Lehman's went bankrupt on Sept 15 with 50 billion baht (S$2.1 billion) of assets in Thailand, 80 per cent of which was in property.
Any related sell-off of its assets is likely to devalue the market, which - combined with the drying up of global credit and foreign capital - will cause prices to drop, economists say.
'Lehman has invested a lot of money in the property sector and it will now have to sell those assets, indirectly causing a decline in prices here,' said Chulalongkorn University development economist Sompop Manarungsan. 'Prices may drop 20-30 per cent in Bangkok.'
International investment funds active in Bangkok property have driven prices out of the reach of most Thais, he said, but prices will drop as developers are forced to sell locally as foreign investment dries up.

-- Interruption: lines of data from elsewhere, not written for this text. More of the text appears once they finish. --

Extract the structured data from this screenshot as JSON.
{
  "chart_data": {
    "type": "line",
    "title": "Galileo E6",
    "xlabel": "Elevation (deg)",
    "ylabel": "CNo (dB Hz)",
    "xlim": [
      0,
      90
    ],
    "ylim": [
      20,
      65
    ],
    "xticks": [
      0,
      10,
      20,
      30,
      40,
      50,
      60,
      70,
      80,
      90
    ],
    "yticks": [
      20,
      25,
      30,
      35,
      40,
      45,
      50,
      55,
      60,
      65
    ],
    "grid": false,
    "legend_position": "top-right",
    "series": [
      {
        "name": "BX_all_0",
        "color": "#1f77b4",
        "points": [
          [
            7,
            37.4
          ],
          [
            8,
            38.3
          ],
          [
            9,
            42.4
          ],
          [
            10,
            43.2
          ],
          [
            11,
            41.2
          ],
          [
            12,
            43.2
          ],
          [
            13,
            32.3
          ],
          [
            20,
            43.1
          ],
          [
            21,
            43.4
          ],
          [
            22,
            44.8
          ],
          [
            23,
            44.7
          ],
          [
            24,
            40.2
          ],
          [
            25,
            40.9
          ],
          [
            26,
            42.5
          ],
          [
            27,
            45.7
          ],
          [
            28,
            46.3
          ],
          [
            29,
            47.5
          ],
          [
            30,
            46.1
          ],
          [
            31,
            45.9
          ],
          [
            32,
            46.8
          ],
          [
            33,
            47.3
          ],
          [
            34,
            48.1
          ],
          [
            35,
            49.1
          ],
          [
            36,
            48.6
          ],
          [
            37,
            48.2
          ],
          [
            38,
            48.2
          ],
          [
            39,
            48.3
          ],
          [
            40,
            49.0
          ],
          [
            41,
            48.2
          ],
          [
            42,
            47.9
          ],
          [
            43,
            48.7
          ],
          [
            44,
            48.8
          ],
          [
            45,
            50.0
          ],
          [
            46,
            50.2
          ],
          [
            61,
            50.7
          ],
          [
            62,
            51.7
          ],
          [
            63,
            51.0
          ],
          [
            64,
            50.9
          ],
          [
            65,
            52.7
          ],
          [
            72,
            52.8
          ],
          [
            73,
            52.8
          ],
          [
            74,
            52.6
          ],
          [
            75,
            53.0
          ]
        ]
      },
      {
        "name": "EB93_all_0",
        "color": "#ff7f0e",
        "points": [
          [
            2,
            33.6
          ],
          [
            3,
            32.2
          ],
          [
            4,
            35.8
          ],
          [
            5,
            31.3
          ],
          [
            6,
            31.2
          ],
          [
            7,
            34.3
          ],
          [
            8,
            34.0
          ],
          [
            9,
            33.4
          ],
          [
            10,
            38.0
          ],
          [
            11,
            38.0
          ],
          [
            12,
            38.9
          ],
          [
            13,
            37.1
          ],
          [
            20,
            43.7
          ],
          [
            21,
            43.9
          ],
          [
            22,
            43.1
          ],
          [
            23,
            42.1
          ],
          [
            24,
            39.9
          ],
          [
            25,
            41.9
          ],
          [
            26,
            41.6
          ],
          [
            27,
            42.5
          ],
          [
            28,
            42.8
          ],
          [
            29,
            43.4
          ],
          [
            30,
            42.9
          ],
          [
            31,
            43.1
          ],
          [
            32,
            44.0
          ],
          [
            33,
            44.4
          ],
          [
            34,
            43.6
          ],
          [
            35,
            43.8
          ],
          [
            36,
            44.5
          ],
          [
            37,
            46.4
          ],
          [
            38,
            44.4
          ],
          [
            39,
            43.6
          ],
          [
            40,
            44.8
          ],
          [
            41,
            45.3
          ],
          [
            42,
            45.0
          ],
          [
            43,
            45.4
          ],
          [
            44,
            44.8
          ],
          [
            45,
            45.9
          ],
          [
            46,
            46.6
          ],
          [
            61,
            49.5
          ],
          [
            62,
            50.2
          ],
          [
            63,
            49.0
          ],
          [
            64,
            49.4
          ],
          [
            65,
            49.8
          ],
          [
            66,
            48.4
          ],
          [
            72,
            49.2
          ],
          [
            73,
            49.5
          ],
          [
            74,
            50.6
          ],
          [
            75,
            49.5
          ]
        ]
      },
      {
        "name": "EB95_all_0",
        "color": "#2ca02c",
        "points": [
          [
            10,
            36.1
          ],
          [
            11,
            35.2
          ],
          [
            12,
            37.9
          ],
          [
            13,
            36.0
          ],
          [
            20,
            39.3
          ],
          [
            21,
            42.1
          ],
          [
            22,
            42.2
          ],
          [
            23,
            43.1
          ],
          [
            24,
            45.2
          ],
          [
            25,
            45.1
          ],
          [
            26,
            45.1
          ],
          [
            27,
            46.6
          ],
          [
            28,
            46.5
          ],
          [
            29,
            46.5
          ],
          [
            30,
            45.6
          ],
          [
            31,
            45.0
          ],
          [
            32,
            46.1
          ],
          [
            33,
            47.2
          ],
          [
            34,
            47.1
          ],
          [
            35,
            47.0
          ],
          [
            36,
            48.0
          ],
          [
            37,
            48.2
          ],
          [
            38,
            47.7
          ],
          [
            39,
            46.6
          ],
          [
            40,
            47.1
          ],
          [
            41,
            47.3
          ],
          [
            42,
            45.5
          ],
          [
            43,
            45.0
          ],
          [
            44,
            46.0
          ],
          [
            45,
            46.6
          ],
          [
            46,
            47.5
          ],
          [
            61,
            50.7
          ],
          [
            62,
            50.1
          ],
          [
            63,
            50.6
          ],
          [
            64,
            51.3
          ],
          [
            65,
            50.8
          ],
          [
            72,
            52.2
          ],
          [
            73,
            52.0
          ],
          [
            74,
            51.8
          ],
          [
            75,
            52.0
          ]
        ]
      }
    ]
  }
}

'Luxury developments will be the first to be affected because so much of their investment comes from outside the country,' said Dr Sompop. 'If they are overpriced, they will have to be adjusted.'
While delays in selling Lehman's local assets could drive down property prices, any negative effect is likely to be temporary, said Thailand Development and Research Institute research director Somchai Jitsuchon.
'If these (Lehman's investment) projects need to slow down, or their values are suppressed as a consequence of a 'fire sale', the general property prices might also be affected,' he said.
'These things depend on whether there will be new buyers, and when the buyout is complete. If Nomura really takes over all of Lehman's assets in Asia, that might prevent serious negative consequences.'
Thai property prices are also exposed to a potential 'second round' effect of the global liquidity dry-up, which could restrict foreign capital inflows into the market, he said.
However, KGI Securities (Thailand) property analyst Thaninee Satirareungchai said a fire sale is unlikely as Lehman Brothers invested in high-quality projects.
'It won't affect prices here that much,' she said. 'If there is a sell-off, it won't be a fire sale. Most developers that have enough cash (to buy the assets) are interested in taking over the property themselves.'
While super-luxury developments are more exposed to the crisis due to the strong reliance on foreign investment, the impact will not be significant, she added.
One property developer, which Lehman is directly invested in, said it faced no exposure to the crisis.
'Lehman Brothers did have a 25 per cent stake in The River development but it has already been fully paid up,' said Raimon Land CEO Nigel Cornick.